Amidst the general concern over this stubbornly slow growth, liberals have a particular one: Income inequality. It is unsurprising that they seize on this as the economy’s prevailing problem. The left sees free market competition as inherently inefficient and unfair. For them, it as a zero-sum system; that it is one with fewer – but bigger – winners, and more – but bigger – losers, simply validates their original verdict.
Liberals are unlikely to be persuaded by the obvious observation: income inequality is rather simply, if also miserably, cured. This is what the late and unlamented communist regimes succeeded so mightily in – an equality of poverty for all but their ruling political class.

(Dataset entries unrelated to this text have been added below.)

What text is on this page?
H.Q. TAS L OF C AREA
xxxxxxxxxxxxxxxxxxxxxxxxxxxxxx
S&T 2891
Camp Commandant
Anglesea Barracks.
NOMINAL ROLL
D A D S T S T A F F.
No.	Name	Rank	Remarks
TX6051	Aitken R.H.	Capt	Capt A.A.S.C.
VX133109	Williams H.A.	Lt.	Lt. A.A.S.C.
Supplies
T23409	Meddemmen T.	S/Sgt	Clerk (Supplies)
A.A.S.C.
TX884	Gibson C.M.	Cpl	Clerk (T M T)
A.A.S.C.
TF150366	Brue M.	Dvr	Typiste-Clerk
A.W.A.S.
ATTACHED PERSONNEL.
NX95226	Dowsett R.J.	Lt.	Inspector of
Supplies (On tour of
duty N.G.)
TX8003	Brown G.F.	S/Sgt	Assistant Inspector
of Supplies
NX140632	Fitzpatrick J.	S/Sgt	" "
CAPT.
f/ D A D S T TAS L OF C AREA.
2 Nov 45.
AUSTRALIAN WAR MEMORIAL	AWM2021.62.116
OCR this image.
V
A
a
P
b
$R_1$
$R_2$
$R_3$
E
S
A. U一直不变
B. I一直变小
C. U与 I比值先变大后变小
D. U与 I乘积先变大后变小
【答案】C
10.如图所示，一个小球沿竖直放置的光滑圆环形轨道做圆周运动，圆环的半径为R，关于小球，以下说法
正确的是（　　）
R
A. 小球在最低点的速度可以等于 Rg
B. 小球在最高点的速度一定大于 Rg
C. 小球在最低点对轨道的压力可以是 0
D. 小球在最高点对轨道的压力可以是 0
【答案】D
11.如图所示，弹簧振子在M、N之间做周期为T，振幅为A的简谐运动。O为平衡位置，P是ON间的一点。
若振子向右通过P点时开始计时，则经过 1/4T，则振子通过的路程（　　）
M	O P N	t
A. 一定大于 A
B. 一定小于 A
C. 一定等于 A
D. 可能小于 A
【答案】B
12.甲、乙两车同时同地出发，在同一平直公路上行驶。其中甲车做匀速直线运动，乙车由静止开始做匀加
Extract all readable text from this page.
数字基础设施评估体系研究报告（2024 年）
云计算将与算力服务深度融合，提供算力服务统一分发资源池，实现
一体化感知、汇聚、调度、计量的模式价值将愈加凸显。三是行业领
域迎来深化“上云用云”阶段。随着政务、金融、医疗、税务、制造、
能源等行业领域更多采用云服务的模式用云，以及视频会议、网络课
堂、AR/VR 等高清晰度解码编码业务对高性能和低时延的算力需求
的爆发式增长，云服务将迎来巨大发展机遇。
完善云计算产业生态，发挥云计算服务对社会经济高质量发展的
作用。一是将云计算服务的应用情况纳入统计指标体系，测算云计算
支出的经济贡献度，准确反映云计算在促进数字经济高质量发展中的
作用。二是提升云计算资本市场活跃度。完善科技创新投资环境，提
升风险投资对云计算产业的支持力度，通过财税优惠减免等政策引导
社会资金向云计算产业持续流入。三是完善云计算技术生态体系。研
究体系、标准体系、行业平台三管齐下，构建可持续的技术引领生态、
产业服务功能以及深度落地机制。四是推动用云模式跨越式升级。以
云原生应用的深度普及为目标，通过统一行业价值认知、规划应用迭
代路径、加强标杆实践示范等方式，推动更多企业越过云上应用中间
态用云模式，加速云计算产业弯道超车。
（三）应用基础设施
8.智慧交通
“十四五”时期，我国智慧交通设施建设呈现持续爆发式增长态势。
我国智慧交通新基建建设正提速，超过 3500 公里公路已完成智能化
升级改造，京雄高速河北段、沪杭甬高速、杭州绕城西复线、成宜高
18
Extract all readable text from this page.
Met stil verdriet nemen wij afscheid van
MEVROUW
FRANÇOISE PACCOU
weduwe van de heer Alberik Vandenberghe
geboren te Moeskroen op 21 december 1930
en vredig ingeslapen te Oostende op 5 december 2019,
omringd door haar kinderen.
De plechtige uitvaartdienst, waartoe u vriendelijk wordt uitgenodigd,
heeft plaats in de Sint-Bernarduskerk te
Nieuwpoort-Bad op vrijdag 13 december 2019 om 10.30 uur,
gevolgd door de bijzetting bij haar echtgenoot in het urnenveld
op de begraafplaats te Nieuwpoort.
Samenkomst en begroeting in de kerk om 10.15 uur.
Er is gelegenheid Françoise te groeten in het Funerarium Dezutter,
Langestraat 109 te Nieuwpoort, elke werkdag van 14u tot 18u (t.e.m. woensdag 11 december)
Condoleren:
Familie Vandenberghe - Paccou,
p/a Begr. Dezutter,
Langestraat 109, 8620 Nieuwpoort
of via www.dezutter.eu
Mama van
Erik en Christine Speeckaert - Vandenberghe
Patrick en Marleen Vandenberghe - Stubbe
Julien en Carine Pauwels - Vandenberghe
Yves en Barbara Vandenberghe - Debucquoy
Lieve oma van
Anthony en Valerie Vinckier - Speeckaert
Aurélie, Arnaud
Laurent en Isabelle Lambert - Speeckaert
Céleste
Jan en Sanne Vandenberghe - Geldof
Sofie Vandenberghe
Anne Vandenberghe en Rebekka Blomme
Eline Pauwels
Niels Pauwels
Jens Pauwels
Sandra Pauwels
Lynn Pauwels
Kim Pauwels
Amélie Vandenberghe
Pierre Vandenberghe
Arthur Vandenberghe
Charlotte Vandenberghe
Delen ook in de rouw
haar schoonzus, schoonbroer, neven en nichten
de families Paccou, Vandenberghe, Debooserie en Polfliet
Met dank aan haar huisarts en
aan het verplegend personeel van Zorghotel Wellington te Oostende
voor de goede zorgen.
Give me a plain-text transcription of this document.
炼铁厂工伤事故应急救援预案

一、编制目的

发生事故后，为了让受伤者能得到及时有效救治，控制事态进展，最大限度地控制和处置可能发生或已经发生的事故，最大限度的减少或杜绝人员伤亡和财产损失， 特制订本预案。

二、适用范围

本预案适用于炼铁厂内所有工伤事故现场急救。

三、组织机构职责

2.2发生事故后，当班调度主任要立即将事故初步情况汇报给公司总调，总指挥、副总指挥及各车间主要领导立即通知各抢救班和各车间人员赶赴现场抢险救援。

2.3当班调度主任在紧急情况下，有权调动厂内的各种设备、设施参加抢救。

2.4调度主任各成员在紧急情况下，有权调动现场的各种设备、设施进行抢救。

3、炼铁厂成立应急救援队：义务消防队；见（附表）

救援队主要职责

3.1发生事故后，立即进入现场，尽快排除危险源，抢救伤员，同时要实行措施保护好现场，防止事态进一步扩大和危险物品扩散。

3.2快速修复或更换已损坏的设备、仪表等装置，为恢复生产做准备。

You can read the rest if you must.
For a tonic I turn to that bastion of progressive thought, the Wall Street Journal where Janet Adamy has handily provided a graph illustrating the problem:
Unless you think that our economy has been growing too slowly for the last 40 years, something I would dispute
- The rise in income inequality started a lot longer ago than the last 7 years
- Which means that slow growth cannot have caused the disparity.
I think that we need both faster growth and greater income equality and, fortunately, the two are interrelated. For the bulk of the 20th century there was a consensus that income growth in the middle class was the key to a healthy and robust economy. That consensus has broken down and, well, si monumentum requiris, circumspice (“if you seek a monument, look around you”). But what is to be done?
I don’t agree with most progressives that the key to middle class income growth is unions. I think they’re confusing the deindustrialization of the United States that has taken place with the decline of unions, a case of reverse causality. Here are the things that I think need to be done in quick bullet form:
- Reindustrialize the United States.
- Counter the mercantilist policies of our trading partners that produced the situation.
- Control immigration.
- Stop subsidizing (or at least restrict the subsidies) of sectors that tend to concentrate wealth, e.g. finance and healthcare.
- Change the incentives so that creating and making things returns more than owning intellectual property and retail sales.
I’m not foolish. I don’t think that my plan will be adopted but I also think that it’s what will work. In the absence of the reforms I advocate I think we’re likely to see slow growth and a society increasingly divided between the very well-to-do and the working poor.